Depuis mon enfance, j’ai toujours voulu devenir diplomate et travailler dans de grandes organisations. Ambitieuse et studieuse, j’ai mené des recherches approfondies pour ma dissertation sur l’Organisation de l’Unité Africaine (OUA), qui m’a conduite dans les grandes bibliothèques américaines et jusqu’au bureau de l’OUA à New York.
Par la suite, j’ai été admise à American University à Washington, D.C., dans une prestigieuse école de journalisme. J’y ai eu l’opportunité d’effectuer un stage à CNN, ce qui m’a permis d’interagir avec les sénateurs et les membres du Congrès américain.
J’ai ensuite travaillé au Department of Homeland Security, puis à la Banque mondiale pendant quatre ans (2002-2006). Aujourd’hui, je travaille pour une organisation internationale qui me permet de voyager à travers le monde. En parallèle, je suis également épouse et mère de famille.
Qu’est-ce qui vous a conduit à l’écriture ?
Depuis toujours, l’écriture me passionne. À l’école des Maristes, j’ai eu la chance d’avoir d’excellents professeurs de français et de latin, notamment Mme Paquet, qui m’a transmis le goût des belles lettres.

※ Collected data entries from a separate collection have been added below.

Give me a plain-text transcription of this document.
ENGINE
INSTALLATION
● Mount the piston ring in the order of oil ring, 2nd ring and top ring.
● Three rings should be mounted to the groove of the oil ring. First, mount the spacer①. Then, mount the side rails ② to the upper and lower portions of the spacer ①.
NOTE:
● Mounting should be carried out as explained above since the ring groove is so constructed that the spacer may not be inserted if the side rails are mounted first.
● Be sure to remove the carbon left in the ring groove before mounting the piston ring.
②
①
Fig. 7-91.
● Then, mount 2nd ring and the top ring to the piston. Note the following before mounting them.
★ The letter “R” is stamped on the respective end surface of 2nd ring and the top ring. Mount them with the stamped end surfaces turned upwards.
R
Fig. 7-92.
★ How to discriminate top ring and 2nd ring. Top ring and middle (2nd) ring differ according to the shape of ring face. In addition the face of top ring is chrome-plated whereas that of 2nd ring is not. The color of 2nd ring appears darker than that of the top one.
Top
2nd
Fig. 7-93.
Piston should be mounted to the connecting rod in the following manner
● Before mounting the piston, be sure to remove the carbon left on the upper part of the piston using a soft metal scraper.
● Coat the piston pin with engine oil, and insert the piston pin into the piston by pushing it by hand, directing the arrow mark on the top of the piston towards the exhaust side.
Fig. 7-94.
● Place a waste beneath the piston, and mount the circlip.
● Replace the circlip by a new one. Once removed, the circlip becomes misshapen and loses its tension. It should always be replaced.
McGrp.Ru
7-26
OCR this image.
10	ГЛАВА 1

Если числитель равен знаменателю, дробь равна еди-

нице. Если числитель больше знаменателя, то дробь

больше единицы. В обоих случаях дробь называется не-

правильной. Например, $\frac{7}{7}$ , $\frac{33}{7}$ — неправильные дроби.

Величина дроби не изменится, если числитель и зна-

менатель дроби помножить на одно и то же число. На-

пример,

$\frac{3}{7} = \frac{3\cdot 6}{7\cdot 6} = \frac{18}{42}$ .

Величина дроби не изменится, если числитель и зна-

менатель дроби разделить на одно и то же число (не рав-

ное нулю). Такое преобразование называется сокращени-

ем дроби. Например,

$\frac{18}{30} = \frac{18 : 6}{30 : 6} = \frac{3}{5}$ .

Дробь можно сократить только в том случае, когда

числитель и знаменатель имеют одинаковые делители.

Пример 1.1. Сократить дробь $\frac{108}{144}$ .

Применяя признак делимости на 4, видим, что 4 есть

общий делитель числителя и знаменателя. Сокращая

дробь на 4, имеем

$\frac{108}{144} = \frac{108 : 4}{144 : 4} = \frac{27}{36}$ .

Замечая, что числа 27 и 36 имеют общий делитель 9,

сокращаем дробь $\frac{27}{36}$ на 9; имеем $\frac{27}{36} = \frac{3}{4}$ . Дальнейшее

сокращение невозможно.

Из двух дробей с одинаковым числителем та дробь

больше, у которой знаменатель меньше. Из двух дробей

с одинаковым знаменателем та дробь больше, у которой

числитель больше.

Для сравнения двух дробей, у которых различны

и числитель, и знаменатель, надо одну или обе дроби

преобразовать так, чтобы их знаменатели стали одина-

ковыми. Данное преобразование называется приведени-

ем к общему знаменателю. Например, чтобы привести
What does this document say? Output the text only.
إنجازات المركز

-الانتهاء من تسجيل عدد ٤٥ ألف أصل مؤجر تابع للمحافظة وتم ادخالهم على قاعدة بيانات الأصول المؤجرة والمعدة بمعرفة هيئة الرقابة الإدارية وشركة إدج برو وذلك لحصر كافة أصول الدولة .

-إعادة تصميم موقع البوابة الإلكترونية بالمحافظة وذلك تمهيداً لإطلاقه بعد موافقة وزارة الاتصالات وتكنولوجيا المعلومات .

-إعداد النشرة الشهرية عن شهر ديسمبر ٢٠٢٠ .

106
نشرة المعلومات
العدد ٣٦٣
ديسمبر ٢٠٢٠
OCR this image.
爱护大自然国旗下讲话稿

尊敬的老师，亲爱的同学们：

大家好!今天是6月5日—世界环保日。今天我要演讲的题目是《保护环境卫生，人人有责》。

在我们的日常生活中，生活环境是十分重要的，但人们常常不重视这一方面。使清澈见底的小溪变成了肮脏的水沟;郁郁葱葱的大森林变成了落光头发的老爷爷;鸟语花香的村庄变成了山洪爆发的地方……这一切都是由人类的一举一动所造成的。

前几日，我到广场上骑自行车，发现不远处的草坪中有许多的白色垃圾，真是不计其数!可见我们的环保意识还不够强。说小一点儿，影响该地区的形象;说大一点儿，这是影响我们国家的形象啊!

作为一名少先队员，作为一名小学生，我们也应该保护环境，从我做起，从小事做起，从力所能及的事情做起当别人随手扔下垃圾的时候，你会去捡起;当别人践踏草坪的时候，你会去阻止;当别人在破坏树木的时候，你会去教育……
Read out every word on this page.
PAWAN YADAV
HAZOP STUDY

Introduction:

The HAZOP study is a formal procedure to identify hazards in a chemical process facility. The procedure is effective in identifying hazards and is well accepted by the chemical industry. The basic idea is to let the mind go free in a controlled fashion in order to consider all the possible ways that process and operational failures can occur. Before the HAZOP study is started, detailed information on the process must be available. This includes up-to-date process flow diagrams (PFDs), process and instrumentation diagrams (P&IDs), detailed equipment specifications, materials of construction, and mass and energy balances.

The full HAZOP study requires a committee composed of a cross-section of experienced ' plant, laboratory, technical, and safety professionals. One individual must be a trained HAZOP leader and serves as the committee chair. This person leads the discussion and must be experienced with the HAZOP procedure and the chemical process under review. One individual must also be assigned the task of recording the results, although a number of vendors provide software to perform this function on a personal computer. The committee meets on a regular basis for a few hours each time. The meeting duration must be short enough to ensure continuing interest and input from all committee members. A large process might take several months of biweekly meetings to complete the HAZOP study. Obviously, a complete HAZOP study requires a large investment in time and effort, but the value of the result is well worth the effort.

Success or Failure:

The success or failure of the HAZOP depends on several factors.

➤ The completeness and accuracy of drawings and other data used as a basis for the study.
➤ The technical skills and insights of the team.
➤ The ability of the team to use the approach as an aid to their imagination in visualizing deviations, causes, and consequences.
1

Nous étudiions Molière, Les Femmes Savantes, Le Bourgeois Gentilhomme, avant d’aborder la littérature africaine en classe de troisième et seconde.
C’est à cette période que j’ai découvert des auteurs comme Aimé Césaire et son Cahier d’un retour au pays natal. Ce fut une révélation. L’écriture est alors devenue pour moi un moyen d’expression privilégié.
L’histoire familiale et l’environnement jouent souvent un rôle clé dans la construction d’un écrivain. Quel impact ont-ils eu sur votre plume ?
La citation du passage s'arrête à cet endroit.